Aung Htoo mengatakan, kaum minoritas yang mendiami sisi utara negara bagian Rakhine menolak untuk pemeriksaan tentang kebenaran identitas dan jangka waktu tinggal di Myanmar.
"Kita harus verifikasi identitas mereka sudah berapa lama tinggal di Myanmar. Jika Anda baru datang dan tinggal selama satu tahun di Myanmardan punya izin tinggal, mereka punya kartu 'permanent residency permit'," kata Aung Htoo.
Menurut Aung Htoo sebagian besar kelompok minoritas itu datang dari Bengal, India. Kemudian pecah jadi Bengal Barat yaitu India dan Bengal Timur Pakistan.
"Kemudian jadi Bangladesh. Mereka tidak mempunyai kewarganegaraan karena pemerintah Bangladesh, India, maupun Pakistan juga tidak mengakui kelompok minoritas itu sebagai bagian dari mereka," ujar dia.
Baca juga, Citra Satelit: Ratusan Bangunan Muslim Rohingya Dibakar.

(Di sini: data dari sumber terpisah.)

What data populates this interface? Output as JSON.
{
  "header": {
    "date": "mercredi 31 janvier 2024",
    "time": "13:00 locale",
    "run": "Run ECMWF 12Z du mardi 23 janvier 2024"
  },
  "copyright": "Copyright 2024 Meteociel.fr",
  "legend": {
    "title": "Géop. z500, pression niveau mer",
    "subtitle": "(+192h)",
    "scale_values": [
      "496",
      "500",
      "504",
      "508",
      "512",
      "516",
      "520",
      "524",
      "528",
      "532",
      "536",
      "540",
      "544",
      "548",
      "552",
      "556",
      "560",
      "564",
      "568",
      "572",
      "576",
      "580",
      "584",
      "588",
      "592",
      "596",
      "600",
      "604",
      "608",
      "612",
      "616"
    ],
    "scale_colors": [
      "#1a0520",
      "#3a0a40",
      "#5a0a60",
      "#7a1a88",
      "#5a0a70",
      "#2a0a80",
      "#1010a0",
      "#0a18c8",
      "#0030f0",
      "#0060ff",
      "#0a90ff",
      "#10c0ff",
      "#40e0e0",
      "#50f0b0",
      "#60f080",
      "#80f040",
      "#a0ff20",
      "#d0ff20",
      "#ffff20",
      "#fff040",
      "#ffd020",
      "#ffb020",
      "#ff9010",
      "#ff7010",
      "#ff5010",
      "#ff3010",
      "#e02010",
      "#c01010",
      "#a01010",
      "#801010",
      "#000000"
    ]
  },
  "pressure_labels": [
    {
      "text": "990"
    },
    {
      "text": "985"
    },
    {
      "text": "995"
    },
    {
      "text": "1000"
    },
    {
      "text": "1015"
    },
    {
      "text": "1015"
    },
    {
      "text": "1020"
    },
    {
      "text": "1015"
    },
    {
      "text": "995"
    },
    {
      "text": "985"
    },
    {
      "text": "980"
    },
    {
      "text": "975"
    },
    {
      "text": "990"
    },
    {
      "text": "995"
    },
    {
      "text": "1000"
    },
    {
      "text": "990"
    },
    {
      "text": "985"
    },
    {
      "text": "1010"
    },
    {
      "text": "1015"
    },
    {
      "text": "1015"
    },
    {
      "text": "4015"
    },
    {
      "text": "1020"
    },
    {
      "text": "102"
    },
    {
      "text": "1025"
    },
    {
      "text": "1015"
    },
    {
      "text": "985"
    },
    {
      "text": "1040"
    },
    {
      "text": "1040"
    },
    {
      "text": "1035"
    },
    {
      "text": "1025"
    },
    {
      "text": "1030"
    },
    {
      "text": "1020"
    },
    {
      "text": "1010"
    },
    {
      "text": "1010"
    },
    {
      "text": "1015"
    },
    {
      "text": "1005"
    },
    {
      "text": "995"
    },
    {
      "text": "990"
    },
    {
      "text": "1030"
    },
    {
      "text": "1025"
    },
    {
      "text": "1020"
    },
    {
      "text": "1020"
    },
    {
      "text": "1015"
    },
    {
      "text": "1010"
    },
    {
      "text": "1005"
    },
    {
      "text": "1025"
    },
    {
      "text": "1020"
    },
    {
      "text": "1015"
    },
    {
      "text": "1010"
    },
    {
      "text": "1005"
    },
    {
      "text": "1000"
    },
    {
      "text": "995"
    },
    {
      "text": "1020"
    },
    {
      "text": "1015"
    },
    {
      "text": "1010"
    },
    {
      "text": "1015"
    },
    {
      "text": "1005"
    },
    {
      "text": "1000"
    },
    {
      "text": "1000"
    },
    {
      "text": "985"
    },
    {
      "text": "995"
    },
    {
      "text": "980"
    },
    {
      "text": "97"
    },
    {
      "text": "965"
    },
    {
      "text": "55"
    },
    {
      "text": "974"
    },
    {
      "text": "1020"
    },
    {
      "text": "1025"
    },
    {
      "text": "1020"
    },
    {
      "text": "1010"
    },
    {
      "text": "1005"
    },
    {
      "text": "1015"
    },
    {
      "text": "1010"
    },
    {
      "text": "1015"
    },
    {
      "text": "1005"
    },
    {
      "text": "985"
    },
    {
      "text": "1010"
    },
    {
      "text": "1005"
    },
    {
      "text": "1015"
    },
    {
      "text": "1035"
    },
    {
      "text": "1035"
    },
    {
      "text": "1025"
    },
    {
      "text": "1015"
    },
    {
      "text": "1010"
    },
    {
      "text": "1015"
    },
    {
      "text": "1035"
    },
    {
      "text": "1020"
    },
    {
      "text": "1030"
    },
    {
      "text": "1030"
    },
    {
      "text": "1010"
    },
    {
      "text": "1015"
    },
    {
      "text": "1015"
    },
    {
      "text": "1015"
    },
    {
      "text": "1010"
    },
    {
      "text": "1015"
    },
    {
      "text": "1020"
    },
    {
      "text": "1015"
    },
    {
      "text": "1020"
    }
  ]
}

Karena itu, lanjut dia, pemerintah Myanmar ingin melakukan verifikasi terhadap kelompok itu. "Pemerintah sebelumnya tidak pernah verifikasi baru di masa Aung San Suu Kyi," ujar dia.
Namun, ia mengungkapkan bahwa kelompok tersebut tidak mau mengaku sebagai etnis Bengali, melainkan mereka ingin diakui sebagai Rohingya.
Terkait tuduhan genosida yang dialamatkan kepada pemerintahan Myanmar, Duta Besar Aung Htoo membantah.
"Jika Anda bilang kita membunuh mereka pasti jumlah mereka berkurang. Namun, anda bisa lihat bahwa jumlah mereka semakin bertambah," katanya.